India adamant on Indus Waters, may push for Teesta deal
India will continue using its share of the Indus waters, and will not change its plans of constructing the Miyar dam in J&K. However, Pakistan insists on World Bank intervention. Meanwhile, the government is also attempting to conclude the Teesta water sharing agreement with Bangladesh soon. However, the West Bengal government and Mamata Banerjee expressed concern over the modalities of the deal.
The Indus Waters Treaty, brokered by World Bank, was signed by the then-Indian Prime Minister Jawaharlal Nehru and Pakistani President Ayub Khan on 19 September 1960. It administers how Indus river and its tributaries would be utilized. India governs Beas, Ravi, and Sutlej; Pakistan governs Indus, Chenab, and Jhelum. However, India is allowed to use 20% of Indus water for irrigation, power-generation, and transportation.
Permanent Indus Commission (PIC), a bilateral commission, implements, manages and solves the disputes arising over water sharing. It is mandatory for the PIC to meet alternately in India and Pakistan at least once in a fiscal year.
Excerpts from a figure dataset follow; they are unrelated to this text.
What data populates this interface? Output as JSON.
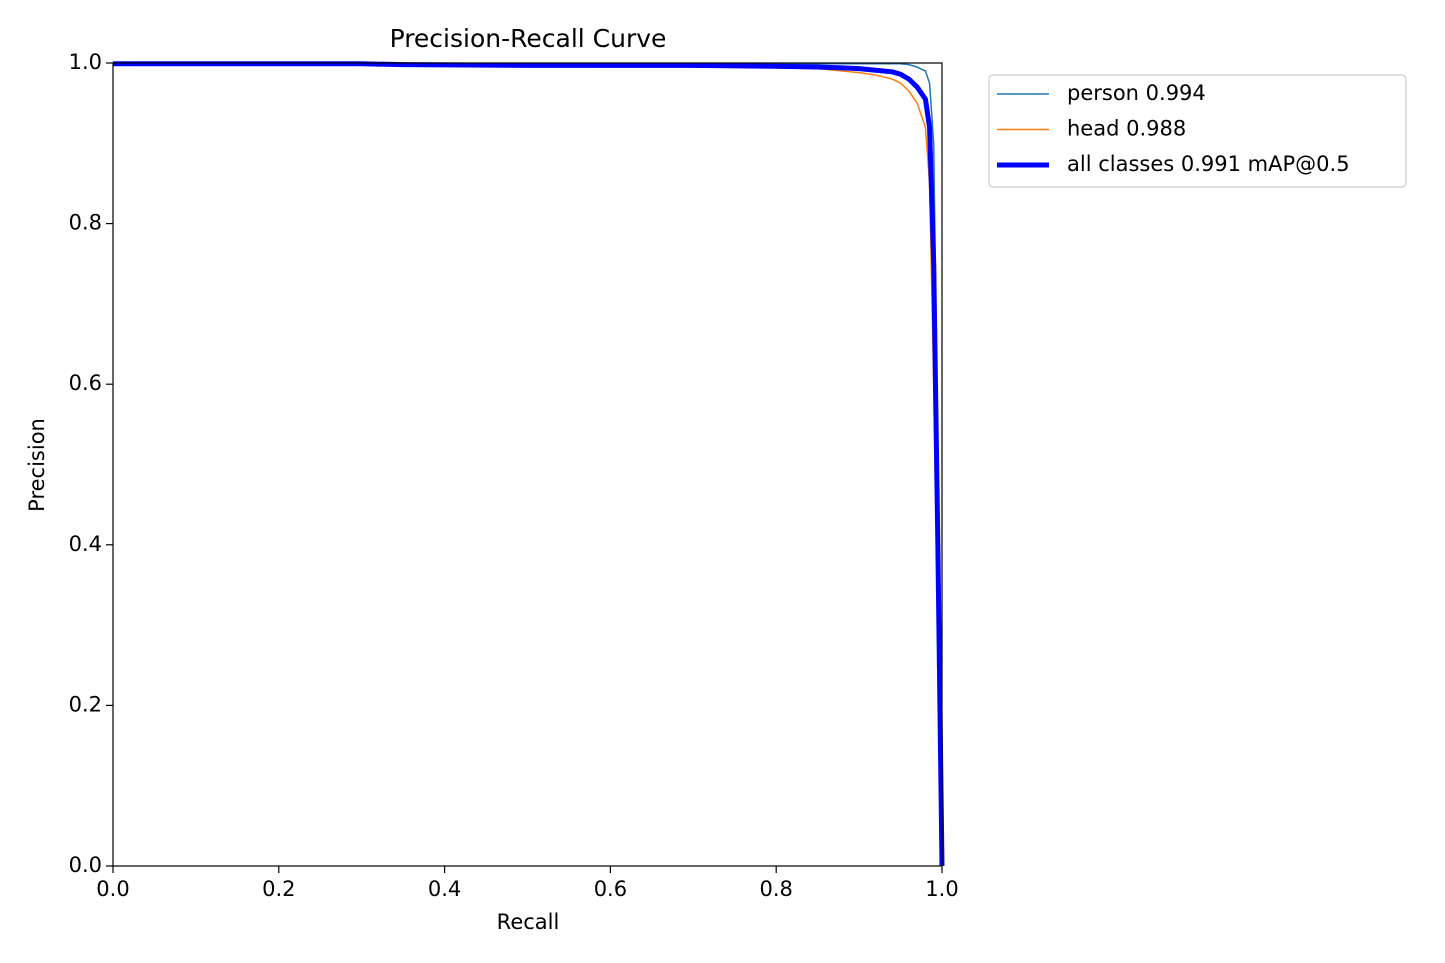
{
  "chart_data": {
    "type": "line",
    "title": "Precision-Recall Curve",
    "x_label": "Recall",
    "y_label": "Precision",
    "x": [
      0,
      0.1,
      0.2,
      0.3,
      0.35,
      0.5,
      0.6,
      0.7,
      0.8,
      0.85,
      0.88,
      0.9,
      0.92,
      0.94,
      0.95,
      0.96,
      0.97,
      0.98,
      0.985,
      0.99,
      0.995,
      1.0
    ],
    "series": [
      {
        "name": "person 0.994",
        "color": "#1f77b4",
        "width": 1.5,
        "values": [
          1.0,
          1.0,
          1.0,
          1.0,
          0.999,
          0.999,
          0.999,
          0.999,
          0.999,
          0.999,
          0.999,
          0.999,
          0.999,
          0.999,
          0.999,
          0.998,
          0.995,
          0.99,
          0.975,
          0.9,
          0.5,
          0.0
        ]
      },
      {
        "name": "head 0.988",
        "color": "#ff7f0e",
        "width": 1.5,
        "values": [
          0.998,
          0.998,
          0.998,
          0.998,
          0.996,
          0.996,
          0.995,
          0.995,
          0.994,
          0.993,
          0.99,
          0.988,
          0.985,
          0.98,
          0.975,
          0.965,
          0.95,
          0.92,
          0.85,
          0.6,
          0.3,
          0.0
        ]
      },
      {
        "name": "all classes 0.991 mAP@0.5",
        "color": "#0000ff",
        "width": 5,
        "values": [
          0.999,
          0.999,
          0.999,
          0.999,
          0.998,
          0.997,
          0.997,
          0.997,
          0.996,
          0.995,
          0.994,
          0.993,
          0.991,
          0.989,
          0.986,
          0.98,
          0.97,
          0.955,
          0.92,
          0.75,
          0.4,
          0.0
        ]
      }
    ],
    "xlim": [
      0,
      1
    ],
    "ylim": [
      0,
      1
    ],
    "xticks": [
      {
        "value": 0,
        "label": "0.0"
      },
      0.2,
      0.4,
      0.6,
      0.8,
      {
        "value": 1,
        "label": "1.0"
      }
    ],
    "yticks": [
      {
        "value": 0,
        "label": "0.0"
      },
      0.2,
      0.4,
      0.6,
      0.8,
      {
        "value": 1,
        "label": "1.0"
      }
    ],
    "legend": "outside-right"
  }
}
The 113th Meeting of the Permanent Indus Commission has begun on 20th March in Islamabad. A ten-member Indian delegation led by India's Indus Water Commissioner PK Saxena and comprising External Affairs Ministry officials and technical experts would take part in the two-day meeting. Design aspects of India's Pakal Dul, Lower Kalnai, and Miyar hydroelectric plants and other water-related issues are expected to be discussed.
The PIC meeting is being held after a gap of two years; the last one took place in May'15 in New Delhi. Following the deadly Uri attack by Pakistan-based outfits, India suspended talks on the Indus Waters Treaty, nearly six months ago.
Pakistan had raised concerns over the designs of 240 MW Uri-II and 44 MW Chutak hydroelectric projects, constructed in Baramulla and Kargil districts of Jammu and Kashmir respectively. It said these projects will deprive Pakistan of its water share under the treaty. However, Pakistan withdrew its objections after India provided details of these projects at a meeting held in May 2010.
Pakistan has been flagging concerns over the designs of five Indian hydroelectric projects: 1000 MW Pakal Dul, 850 MW Ratle, 330 MW Kishanganga, 120 MW Miyar, and 48 MW Lower Kalnai. The projects are being built or planned in the Indus river basin. Contending the projects violate the treaty, Pakistan approached the World Bank in Aug'16 to raise issues over Kishanganga and Ratle projects.
Pakistan said the designs of Pakal Dul, Miyar, and Lower Kalnai projects on Chenab's tributaries, which are expected to be discussed at the meeting, are not in line with the treaty. Pakal Dul and Kalnai projects are being constructed in J&K at a cost of Rs. 7,464cr and Rs. 396cr, respectively. The estimated cost of Miyar project in Himachal Pradesh is Rs. 1,125cr.
India and Pakistani officials will meet in Washington during April 11-13 to discuss the Kishanganga and Ratle hydropower projects. Pakistani Water Minister Khawaja Asif said the talks had been brokered with the help of US and World Bank. However, he didn't comment on whether it could imply resumption of bilateral dialogue, which has remained suspended since a series of 2016 terror attacks.
After Pakistan announced a meet with Indian officials in April on the Indus Waters Treaty, sources in New Delhi said it is unlikely in the present bilateral environment. They also denied having received any intimation from the World Bank regarding a meet. Sources also denied Pakistani media reports of India agreeing to halt the Miyar hydroelectric project in Jammu and Kashmir.